How to implement Eq and PartialEq

Implement `PartialEq` for types where equality might not be defined for all values (like floating-point numbers with NaN), and implement `Eq` only when your type guarantees a total ordering where `a == b` is always true, false, or undefined in a consistent way.

Implement PartialEq for types where equality might not be defined for all values (like floating-point numbers with NaN), and implement Eq only when your type guarantees a total ordering where a == b is always true, false, or undefined in a consistent way. You can derive both traits automatically if your struct contains only comparable fields, or manually implement them to customize logic like ignoring case or specific fields.

For most standard types, the derive macro is the safest and fastest approach. This generates code that compares every field recursively.
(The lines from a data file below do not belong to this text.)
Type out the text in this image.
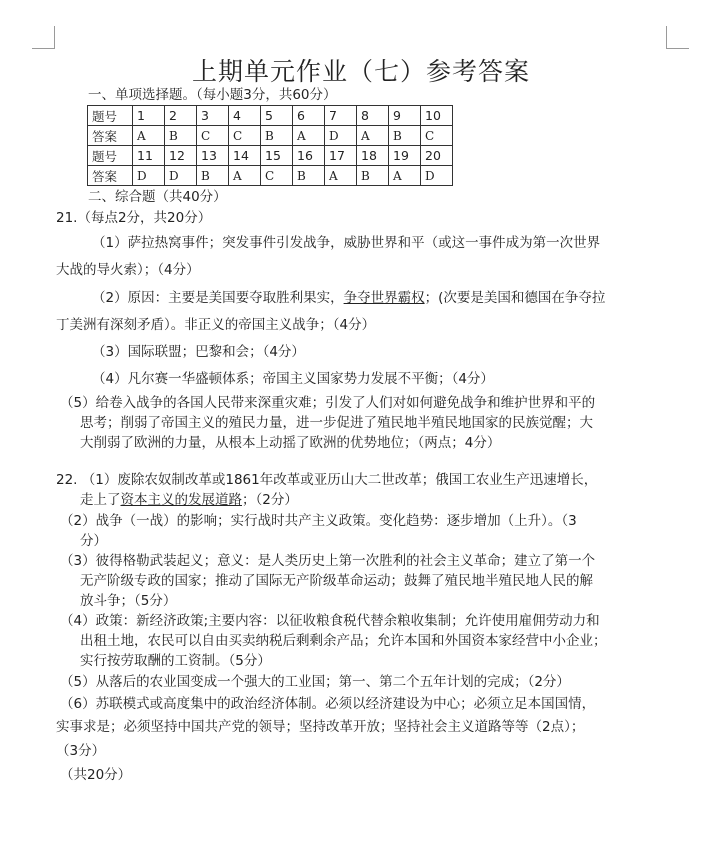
上期单元作业（七）参考答案
一、单项选择题。（每小题3分，共60分）
题号	1	2	3	4	5	6	7	8	9	10
答案	A	B	C	C	B	A	D	A	B	C
题号	11	12	13	14	15	16	17	18	19	20
答案	D	D	B	A	C	B	A	B	A	D
二、综合题（共40分）
21.（每点2分，共20分）
（1）萨拉热窝事件；突发事件引发战争，威胁世界和平（或这一事件成为第一次世界
大战的导火索）；（4分）
（2）原因：主要是美国要夺取胜利果实，争夺世界霸权；(次要是美国和德国在争夺拉
丁美洲有深刻矛盾）。非正义的帝国主义战争；（4分）
（3）国际联盟；巴黎和会；（4分）
（4）凡尔赛一华盛顿体系；帝国主义国家势力发展不平衡；（4分）
（5）给卷入战争的各国人民带来深重灾难；引发了人们对如何避免战争和维护世界和平的
思考；削弱了帝国主义的殖民力量，进一步促进了殖民地半殖民地国家的民族觉醒；大
大削弱了欧洲的力量，从根本上动摇了欧洲的优势地位；（两点；4分）
22. （1）废除农奴制改革或1861年改革或亚历山大二世改革；俄国工农业生产迅速增长，
走上了资本主义的发展道路；（2分）
（2）战争（一战）的影响；实行战时共产主义政策。变化趋势：逐步增加（上升）。（3
分）
（3）彼得格勒武装起义；意义：是人类历史上第一次胜利的社会主义革命；建立了第一个
无产阶级专政的国家；推动了国际无产阶级革命运动；鼓舞了殖民地半殖民地人民的解
放斗争；（5分）
（4）政策：新经济政策;主要内容：以征收粮食税代替余粮收集制；允许使用雇佣劳动力和
出租土地，农民可以自由买卖纳税后剩剩余产品；允许本国和外国资本家经营中小企业；
实行按劳取酬的工资制。（5分）
（5）从落后的农业国变成一个强大的工业国；第一、第二个五年计划的完成；（2分）
（6）苏联模式或高度集中的政治经济体制。必须以经济建设为中心；必须立足本国国情，
实事求是；必须坚持中国共产党的领导；坚持改革开放；坚持社会主义道路等等（2点）；
（3分）
（共20分）
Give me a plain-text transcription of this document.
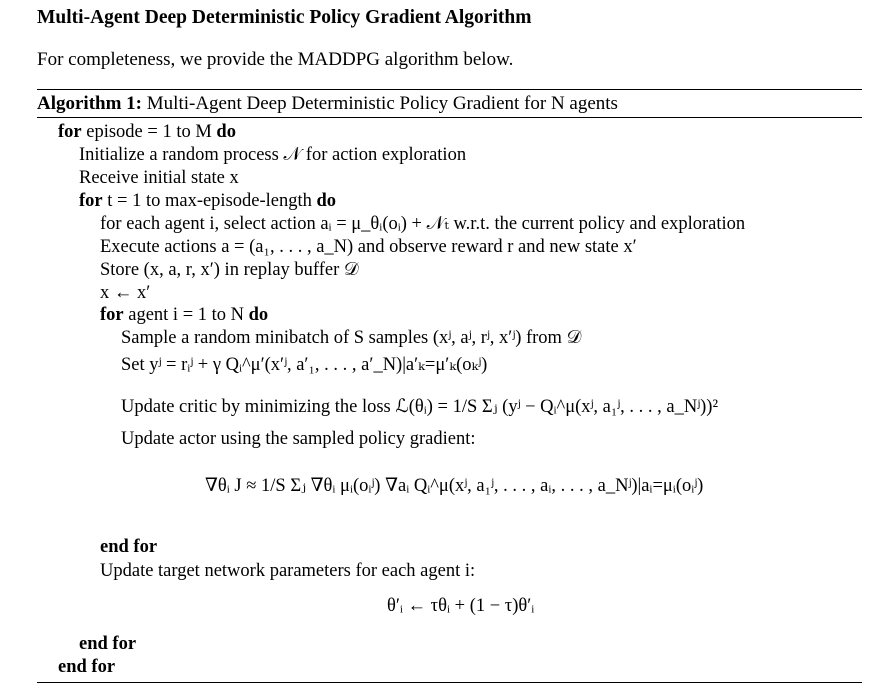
Multi-Agent Deep Deterministic Policy Gradient Algorithm
For completeness, we provide the MADDPG algorithm below.
Algorithm 1: Multi-Agent Deep Deterministic Policy Gradient for N agents
for episode = 1 to M do
Initialize a random process 𝒩 for action exploration
Receive initial state x
for t = 1 to max-episode-length do
for each agent i, select action aᵢ = μ_θᵢ(oᵢ) + 𝒩ₜ w.r.t. the current policy and exploration
Execute actions a = (a₁, . . . , a_N) and observe reward r and new state x′
Store (x, a, r, x′) in replay buffer 𝒟
x ← x′
for agent i = 1 to N do
Sample a random minibatch of S samples (xʲ, aʲ, rʲ, x′ʲ) from 𝒟
Set yʲ = rᵢʲ + γ Qᵢ^μ′(x′ʲ, a′₁, . . . , a′_N)|a′ₖ=μ′ₖ(oₖʲ)
Update critic by minimizing the loss ℒ(θᵢ) = 1/S Σⱼ (yʲ − Qᵢ^μ(xʲ, a₁ʲ, . . . , a_Nʲ))²
Update actor using the sampled policy gradient:
∇θᵢ J ≈ 1/S Σⱼ ∇θᵢ μᵢ(oᵢʲ) ∇aᵢ Qᵢ^μ(xʲ, a₁ʲ, . . . , aᵢ, . . . , a_Nʲ)|aᵢ=μᵢ(oᵢʲ)
end for
Update target network parameters for each agent i:
θ′ᵢ ← τθᵢ + (1 − τ)θ′ᵢ
end for
end for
#[derive(PartialEq, Eq, Debug)]
struct User {
    id: u32,
    name: String,
}

fn main() {
    let u1 = User { id: 1, name: "Alice".to_string() };
    let u2 = User { id: 1, name: "Alice".to_string() };
    let u3 = User { id: 1, name: "Bob".to_string() };

    assert_eq!(u1, u2); // true
    assert_ne!(u1, u3); // true
}

If you need custom logic, such as case-insensitive string comparison or ignoring a specific field, you must implement the traits manually. Note that if you implement Eq, you must also implement PartialEq first, as Eq is a marker trait that extends PartialEq.

#[derive(Debug)]
struct CaseInsensitiveString(String);

impl PartialEq for CaseInsensitiveString {
    fn eq(&self, other: &Self) -> bool {
        self.0.eq_ignore_ascii_case(&other.0)
    }
}

// Safe to implement Eq because string equality is always consistent
// and there are no "undefined" states like NaN in floats.
impl Eq for CaseInsensitiveString {}

fn main() {
    let a = CaseInsensitiveString("Hello".to_string());
    let b = CaseInsensitiveString("HELLO".to_string());
    assert_eq!(a, b);
}

Be careful with floating-point types. f32 and f64 implement PartialEq but not Eq because NaN != NaN. If you wrap a float in your own struct, you generally should not implement Eq unless you explicitly handle NaNs (e.g., treating them as equal or excluding them from the type).

#[derive(Debug)]
struct Point {
    x: f64,
    y: f64,
}

impl PartialEq for Point {
    fn eq(&self, other: &Self) -> bool {
        // Custom logic: treat NaNs as equal if both are NaN, otherwise standard comparison
        (self.x == other.x || (self.x.is_nan() && other.x.is_nan())) &&
        (self.y == other.y || (self.y.is_nan() && other.y.is_nan()))
    }
}

// Only implement Eq if you are certain your custom logic satisfies the
// requirements of total equality (reflexive, symmetric, transitive).
// For floats with NaN handling, this is often tricky and usually avoided.
// impl Eq for Point {}

In summary, use #[derive] for standard data structures. Use manual implementation when you need semantic equality (like ignoring whitespace or case) or when wrapping types with special equality rules. Always ensure Eq is only implemented if the equality relation is mathematically total.

Implementing Eq and PartialEq tells Rust to automatically write the code needed to check if two of your custom items are the same. It matters because without it, you cannot use the equals sign to compare your data. Think of it like giving your custom object a built-in ID card scanner that instantly verifies if two cards match.